Komisja liczy na kompromis z Polską
Dzień przed szczytem Unii Europejskiej w Brukseli unijny komisarz ds. środowiska Stawros Dimas wyraził przekonanie, że dojdzie na nim do kompromisu z Polską i resztą nowych krajów członkowskich w sprawie finansowania walki ze zmianami klimatycznymi.
Głównym, forsowanym przez szwedzkie przewodnictwo, zadaniem czwartkowo-piątkowego szczytu będzie przyjęcie mandatu na organizowaną w grudniu konferencję klimatyczną w Kopenhadze, co będzie wymagało przezwyciężenia impasu w rozmowach między krajami UE o podziale kosztów wsparcia biedniejszych krajów w walce ze zmianami klimatycznymi. Zbudowana przez Polskę koalicja 11 państw domaga się, by koszty były liczone na podstawie dochodu narodowego brutto albo udziału w pomocy rozwojowej, a nie na podstawie emisji CO2, co jest rozwiązaniem preferowanym przez kraje bogate.
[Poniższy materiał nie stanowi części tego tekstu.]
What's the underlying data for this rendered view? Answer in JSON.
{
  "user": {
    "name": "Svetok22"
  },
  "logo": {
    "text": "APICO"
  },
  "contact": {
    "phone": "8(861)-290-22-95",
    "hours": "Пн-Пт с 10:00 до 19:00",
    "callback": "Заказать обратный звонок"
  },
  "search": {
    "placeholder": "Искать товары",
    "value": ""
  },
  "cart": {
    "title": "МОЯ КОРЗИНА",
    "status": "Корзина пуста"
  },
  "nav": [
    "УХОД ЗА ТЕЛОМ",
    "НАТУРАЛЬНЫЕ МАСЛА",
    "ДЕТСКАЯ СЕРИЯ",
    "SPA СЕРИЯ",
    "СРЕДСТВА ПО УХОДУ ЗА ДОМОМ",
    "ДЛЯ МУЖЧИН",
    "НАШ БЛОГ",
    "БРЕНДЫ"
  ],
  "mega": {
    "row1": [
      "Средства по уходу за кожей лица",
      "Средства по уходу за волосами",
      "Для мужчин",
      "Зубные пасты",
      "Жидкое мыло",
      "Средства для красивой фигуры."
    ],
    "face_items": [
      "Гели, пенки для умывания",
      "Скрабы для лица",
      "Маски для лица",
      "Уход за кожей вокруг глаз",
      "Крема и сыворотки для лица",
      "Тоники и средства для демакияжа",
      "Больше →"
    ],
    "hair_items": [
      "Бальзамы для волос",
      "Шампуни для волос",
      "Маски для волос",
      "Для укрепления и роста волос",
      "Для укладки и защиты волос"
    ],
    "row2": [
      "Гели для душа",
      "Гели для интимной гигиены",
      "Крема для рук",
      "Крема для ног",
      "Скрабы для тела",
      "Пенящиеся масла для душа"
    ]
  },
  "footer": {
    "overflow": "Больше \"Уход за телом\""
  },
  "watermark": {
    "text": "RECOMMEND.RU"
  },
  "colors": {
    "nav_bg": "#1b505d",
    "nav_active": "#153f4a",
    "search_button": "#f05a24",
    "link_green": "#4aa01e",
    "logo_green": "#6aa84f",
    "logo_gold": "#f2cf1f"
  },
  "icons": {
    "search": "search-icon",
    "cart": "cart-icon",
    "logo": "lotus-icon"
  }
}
- Jestem pewien, że nasi przywódcy znajdą odpowiedź na troski Polski oraz innych krajów i wypracują rozwiązanie słuszne i sprawiedliwe - powiedział w środę Dimas na konferencji prasowej. Jego zdaniem, porozumienie co do kwoty, jaką UE jest gotowa wesprzeć kraje rozwijające się, i jej podziału między kraje członkowskie otworzy drogę do podobnych deklaracji ze strony innych uprzemysłowionych potęg, jak USA czy Japonia.
Finansowe wsparcie krajów najbiedniejszych i rozwijających się, takich jak Chiny, Indie i Brazylia, jest konieczne, by na światowej konferencji klimatycznej w grudniu w Kopenhadze doszło do globalnego porozumienia o redukcji emisji CO2 po 2012 roku, kiedy wygaśnie protokół z Kioto. Ich potrzeby Komisja Europejska szacuje rocznie na 100 mld euro do 2020 roku, co zostało potwierdzone w projekcie wniosków końcowych, do których dotarła PAP. Według KE, unijna składka miałaby sięgnąć od 2 do 15 mld - ile dokładnie, nie wiadomo, bo nie ma jeszcze zgody w tej sprawie.
Z inicjatywy Budapesztu premierzy państw Grupy Wyszehradzkiej (Węgry, Polska, Czechy i Słowacja), wraz z szefami rządów krajów bałtyckich oraz Rumunii, Bułgarii i Słowenii spotkają się w czwartek przed południem w Brukseli, by skoordynować stanowiska przed rozpoczynającym się tego dnia po południu szczytem.